Rethinking LLM Unlearning Objectives: A Gradient Perspective and Go Beyond
This work addresses the need for safe and legal LLM updates by providing a unified framework to understand and enhance unlearning methods, though it is incremental as it builds on prior objectives.
The paper tackles the problem of unlearning undesirable knowledge in large language models (LLMs) by proposing a gradient-based toolkit called G-effect to analyze and improve existing unlearning objectives, leading to new insights and solutions for mitigating drawbacks.

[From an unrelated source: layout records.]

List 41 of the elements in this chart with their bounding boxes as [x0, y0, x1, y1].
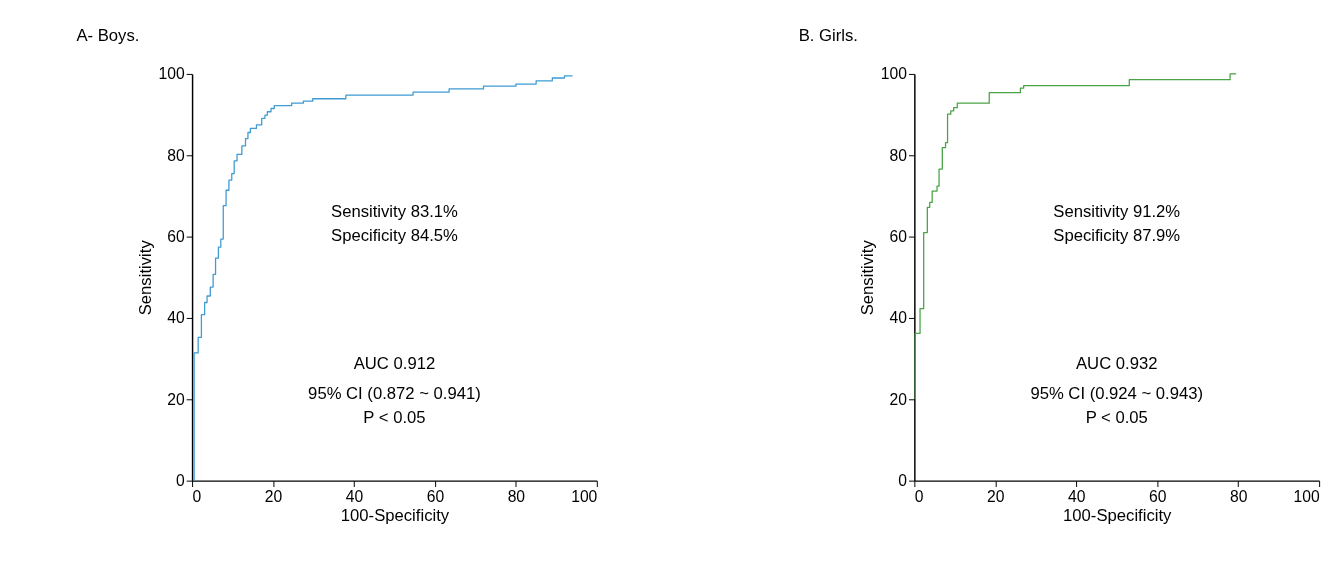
x-tick-label: 20	[264, 487, 283, 505]
x-tick-label: 0	[192, 487, 202, 505]
x-tick-label: 40	[1068, 487, 1086, 505]
annotation: P < 0.05	[1085, 407, 1148, 427]
y-tick-label: 40	[167, 309, 186, 327]
annotation: AUC 0.912	[353, 353, 436, 373]
y-tick-label: 60	[889, 228, 908, 246]
annotation: Specificity 84.5%	[331, 225, 459, 245]
annotation: Sensitivity 83.1%	[331, 202, 459, 222]
x-tick-label: 40	[345, 487, 364, 505]
x-axis-title: 100-Specificity	[1063, 506, 1173, 526]
annotation: AUC 0.932	[1076, 353, 1158, 373]
x-tick-label: 60	[1148, 487, 1167, 505]
x-tick-label: 60	[426, 487, 445, 505]
y-tick-label: 20	[167, 390, 186, 408]
y-tick-label: 0	[898, 472, 908, 490]
x-tick-label: 80	[1229, 487, 1248, 505]
y-tick-label: 0	[176, 472, 186, 490]
y-tick-label: 100	[880, 65, 908, 83]
annotation: P < 0.05	[363, 407, 426, 427]
chart-title: B. Girls.	[798, 25, 858, 45]
y-tick-label: 60	[167, 228, 186, 246]
chart-title: A- Boys.	[76, 25, 140, 45]
annotation: Specificity 87.9%	[1053, 225, 1181, 245]
x-tick-label: 100	[1293, 487, 1320, 505]
y-axis-title: Sensitivity	[858, 239, 878, 316]
line-series	[914, 73, 1237, 400]
annotation: Sensitivity 91.2%	[1053, 202, 1181, 222]
y-tick-label: 80	[889, 146, 908, 164]
y-axis-title: Sensitivity	[135, 239, 155, 316]
y-tick-label: 20	[889, 390, 908, 408]
x-tick-label: 80	[507, 487, 526, 505]
x-axis-title: 100-Specificity	[340, 506, 450, 526]
x-tick-label: 20	[987, 487, 1005, 505]
x-tick-label: 0	[914, 487, 924, 505]
y-tick-label: 100	[158, 65, 186, 83]
y-tick-label: 80	[167, 146, 186, 164]
annotation: 95% CI (0.872 ~ 0.941)	[308, 384, 481, 404]
annotation: 95% CI (0.924 ~ 0.943)	[1030, 384, 1204, 404]
y-tick-label: 40	[889, 309, 908, 327]
x-tick-label: 100	[571, 487, 598, 505]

Large language models (LLMs) should undergo rigorous audits to identify potential risks, such as copyright and privacy infringements. Once these risks emerge, timely updates are crucial to remove undesirable responses, ensuring legal and safe model usage. It has spurred recent research into LLM unlearning, focusing on erasing targeted undesirable knowledge without compromising the integrity of other, non-targeted responses. Existing studies have introduced various unlearning objectives to pursue LLM unlearning without necessitating complete retraining. However, each of these objectives has unique properties, and no unified framework is currently available to comprehend them thoroughly. To fill the gap, we propose a toolkit of the gradient effect (G-effect), quantifying the impacts of unlearning objectives on model performance from a gradient perspective. A notable advantage is its broad ability to detail the unlearning impacts from various aspects across instances, updating steps, and LLM layers. Accordingly, the G-effect offers new insights into identifying drawbacks of existing unlearning objectives, further motivating us to explore a series of new solutions for their mitigation and improvements. Finally, we outline promising directions that merit further studies, aiming at contributing to the community to advance this important field.